Companies´ capital and retained profits are like salaries: constant items.
When your salary is not inflation-adjusted, its real vlaue is destroyed at the rate of inflation. We all know that. No-one disagrees. Not even Market Monkey :-)
Exactly the same is true for companies´ capital and retained profits.
No-one inflation adjusts companies´ capital and retained profits during low inflation.
Result: SA accountants unknowingly destroy the real value of companies´ capital and retained profits by not inflation-adjusting them.
This amounts to about R200 billion for SA per annum.
When SA accountants inflation-adjust companies´ capital and retained profits they will boost the SA real economy by at least R200 billion PER ANNUM forever - year after year after year.

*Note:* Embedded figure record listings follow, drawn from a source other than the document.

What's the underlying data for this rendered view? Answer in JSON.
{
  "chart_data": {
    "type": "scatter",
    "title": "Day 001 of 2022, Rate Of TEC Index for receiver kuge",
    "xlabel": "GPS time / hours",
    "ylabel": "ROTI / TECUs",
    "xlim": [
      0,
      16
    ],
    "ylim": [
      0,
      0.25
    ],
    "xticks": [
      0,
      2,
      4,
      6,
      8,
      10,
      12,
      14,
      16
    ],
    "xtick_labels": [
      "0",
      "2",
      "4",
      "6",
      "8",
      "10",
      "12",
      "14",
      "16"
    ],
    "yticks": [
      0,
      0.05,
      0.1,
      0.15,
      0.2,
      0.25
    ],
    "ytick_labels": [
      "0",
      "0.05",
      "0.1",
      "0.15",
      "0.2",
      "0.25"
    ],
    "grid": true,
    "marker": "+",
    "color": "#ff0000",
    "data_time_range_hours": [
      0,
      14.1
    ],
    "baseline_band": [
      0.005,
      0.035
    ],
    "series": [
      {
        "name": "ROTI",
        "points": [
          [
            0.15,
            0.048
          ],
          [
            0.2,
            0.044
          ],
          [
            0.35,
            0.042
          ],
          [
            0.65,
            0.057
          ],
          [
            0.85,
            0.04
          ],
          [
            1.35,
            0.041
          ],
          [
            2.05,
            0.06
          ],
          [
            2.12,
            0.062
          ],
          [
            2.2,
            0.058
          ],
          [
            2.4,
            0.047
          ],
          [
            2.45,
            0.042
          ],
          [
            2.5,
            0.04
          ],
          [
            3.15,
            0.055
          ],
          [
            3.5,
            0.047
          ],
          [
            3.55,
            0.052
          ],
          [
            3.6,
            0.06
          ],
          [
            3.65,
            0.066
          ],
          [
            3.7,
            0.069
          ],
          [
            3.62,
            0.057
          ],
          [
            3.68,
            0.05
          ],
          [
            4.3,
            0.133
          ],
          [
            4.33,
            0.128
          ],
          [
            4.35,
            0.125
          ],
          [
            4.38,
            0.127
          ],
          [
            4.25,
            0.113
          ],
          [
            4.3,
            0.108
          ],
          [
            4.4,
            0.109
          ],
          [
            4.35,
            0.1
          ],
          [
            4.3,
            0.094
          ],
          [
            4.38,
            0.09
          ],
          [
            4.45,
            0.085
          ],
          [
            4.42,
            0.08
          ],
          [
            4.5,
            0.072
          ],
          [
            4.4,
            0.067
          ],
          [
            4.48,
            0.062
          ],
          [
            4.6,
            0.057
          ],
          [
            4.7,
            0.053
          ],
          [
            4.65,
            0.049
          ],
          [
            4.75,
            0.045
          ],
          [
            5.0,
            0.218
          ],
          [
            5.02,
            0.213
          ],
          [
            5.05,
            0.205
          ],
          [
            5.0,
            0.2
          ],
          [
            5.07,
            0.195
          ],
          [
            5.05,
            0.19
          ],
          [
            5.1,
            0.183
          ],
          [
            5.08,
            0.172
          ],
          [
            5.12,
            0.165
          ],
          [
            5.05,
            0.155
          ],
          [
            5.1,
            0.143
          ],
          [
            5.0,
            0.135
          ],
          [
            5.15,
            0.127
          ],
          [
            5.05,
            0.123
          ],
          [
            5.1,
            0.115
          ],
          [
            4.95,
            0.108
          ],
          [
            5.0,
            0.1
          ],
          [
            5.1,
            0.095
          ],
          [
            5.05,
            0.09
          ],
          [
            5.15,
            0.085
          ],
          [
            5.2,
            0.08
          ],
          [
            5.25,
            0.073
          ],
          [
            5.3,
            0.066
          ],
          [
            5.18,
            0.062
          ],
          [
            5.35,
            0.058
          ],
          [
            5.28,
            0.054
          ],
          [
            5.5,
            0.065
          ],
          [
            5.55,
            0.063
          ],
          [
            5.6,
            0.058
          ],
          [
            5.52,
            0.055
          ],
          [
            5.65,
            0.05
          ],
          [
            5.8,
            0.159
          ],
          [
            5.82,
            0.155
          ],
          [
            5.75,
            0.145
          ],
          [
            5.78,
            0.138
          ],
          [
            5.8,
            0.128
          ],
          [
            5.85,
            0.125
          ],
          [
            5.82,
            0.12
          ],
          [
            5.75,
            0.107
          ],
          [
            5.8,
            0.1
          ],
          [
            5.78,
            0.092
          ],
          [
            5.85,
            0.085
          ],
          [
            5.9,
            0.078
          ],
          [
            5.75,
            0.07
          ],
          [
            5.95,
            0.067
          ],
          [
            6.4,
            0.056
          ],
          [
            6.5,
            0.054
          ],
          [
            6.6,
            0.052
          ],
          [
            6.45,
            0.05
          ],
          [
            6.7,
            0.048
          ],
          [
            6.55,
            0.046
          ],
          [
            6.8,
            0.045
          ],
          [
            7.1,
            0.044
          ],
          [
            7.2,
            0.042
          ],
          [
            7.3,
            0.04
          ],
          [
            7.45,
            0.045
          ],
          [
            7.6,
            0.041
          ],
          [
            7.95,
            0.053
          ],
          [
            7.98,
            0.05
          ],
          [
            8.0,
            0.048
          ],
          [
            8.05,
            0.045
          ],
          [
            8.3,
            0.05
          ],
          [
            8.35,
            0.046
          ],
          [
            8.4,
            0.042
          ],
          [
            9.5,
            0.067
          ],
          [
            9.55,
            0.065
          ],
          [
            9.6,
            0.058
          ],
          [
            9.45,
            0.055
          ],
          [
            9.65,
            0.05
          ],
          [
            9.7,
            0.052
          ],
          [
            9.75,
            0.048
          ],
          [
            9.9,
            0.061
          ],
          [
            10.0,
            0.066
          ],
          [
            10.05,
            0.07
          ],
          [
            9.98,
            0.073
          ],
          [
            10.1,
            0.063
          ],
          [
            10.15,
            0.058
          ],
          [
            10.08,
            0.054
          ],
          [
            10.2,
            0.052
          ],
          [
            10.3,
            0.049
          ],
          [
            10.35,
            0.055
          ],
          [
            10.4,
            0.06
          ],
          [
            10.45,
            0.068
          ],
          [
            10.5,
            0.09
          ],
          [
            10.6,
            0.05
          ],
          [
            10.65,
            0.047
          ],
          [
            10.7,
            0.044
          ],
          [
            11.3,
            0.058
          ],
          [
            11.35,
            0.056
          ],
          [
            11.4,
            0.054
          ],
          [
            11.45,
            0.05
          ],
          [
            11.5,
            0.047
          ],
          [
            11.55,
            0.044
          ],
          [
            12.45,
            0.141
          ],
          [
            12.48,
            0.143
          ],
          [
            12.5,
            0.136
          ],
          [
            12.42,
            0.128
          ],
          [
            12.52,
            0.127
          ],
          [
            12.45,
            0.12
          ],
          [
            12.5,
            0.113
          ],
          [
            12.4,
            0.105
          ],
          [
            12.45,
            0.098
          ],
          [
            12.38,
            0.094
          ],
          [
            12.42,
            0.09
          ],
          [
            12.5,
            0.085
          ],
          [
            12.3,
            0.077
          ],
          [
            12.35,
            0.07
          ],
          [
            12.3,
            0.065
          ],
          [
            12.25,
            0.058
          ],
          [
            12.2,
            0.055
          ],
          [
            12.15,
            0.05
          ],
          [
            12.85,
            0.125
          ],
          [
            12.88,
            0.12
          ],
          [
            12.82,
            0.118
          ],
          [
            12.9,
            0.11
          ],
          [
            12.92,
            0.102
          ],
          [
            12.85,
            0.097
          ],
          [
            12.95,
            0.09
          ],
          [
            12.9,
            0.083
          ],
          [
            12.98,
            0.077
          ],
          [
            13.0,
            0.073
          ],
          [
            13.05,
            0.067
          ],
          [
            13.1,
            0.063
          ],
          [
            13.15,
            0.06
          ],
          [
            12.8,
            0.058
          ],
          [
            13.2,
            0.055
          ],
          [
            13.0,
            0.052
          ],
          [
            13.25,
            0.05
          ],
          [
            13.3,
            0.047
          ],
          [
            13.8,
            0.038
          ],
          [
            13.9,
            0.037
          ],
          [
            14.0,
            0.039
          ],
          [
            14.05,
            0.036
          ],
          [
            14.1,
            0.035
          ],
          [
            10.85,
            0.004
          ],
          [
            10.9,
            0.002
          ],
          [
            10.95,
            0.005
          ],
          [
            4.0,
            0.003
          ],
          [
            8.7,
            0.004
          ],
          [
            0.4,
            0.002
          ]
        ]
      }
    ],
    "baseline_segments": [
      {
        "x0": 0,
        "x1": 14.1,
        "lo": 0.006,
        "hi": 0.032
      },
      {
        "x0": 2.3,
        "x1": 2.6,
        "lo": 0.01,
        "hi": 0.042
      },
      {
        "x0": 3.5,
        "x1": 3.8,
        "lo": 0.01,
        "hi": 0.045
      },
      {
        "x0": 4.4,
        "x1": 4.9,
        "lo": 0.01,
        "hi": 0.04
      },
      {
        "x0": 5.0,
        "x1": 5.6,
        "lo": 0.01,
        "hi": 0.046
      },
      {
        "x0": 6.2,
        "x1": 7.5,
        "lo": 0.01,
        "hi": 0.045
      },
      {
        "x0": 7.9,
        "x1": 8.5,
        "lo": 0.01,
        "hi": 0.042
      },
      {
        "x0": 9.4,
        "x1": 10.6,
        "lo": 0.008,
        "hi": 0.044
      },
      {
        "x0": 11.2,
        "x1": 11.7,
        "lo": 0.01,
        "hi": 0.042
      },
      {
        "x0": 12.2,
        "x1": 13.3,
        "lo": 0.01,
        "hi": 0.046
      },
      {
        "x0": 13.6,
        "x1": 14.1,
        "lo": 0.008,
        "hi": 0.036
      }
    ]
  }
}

They will not create new real value out of nothing by just passing some accounting entries. They will boost the SA real economy BY NOT DESTROYING EXISTING REAL VALUE as they unknowingly do at the moment in all SA banks and companies with their stable measuring unit assumption. They value capital and retained profits at historical cost. They refuse point blank to inflation-adjust them.
You all work so hard to create that capital and retained profits and make SA grow. SA accountants unknowingly and unintentionally quietly simply destroy their real values at the rate of inflation right under your noses - year after year after year.
Inflation-adjusting capital and retained profits during low inflation was authorized by the International Accounting Standards Board 20 years ago. It is compliant with International Financial Reporting Standards.
That would be wonderful for everybody in SA, wouldn´t it?
Stronger banks and companies meaning a stonger economy with more investment capital available meaning more jobs and more growth.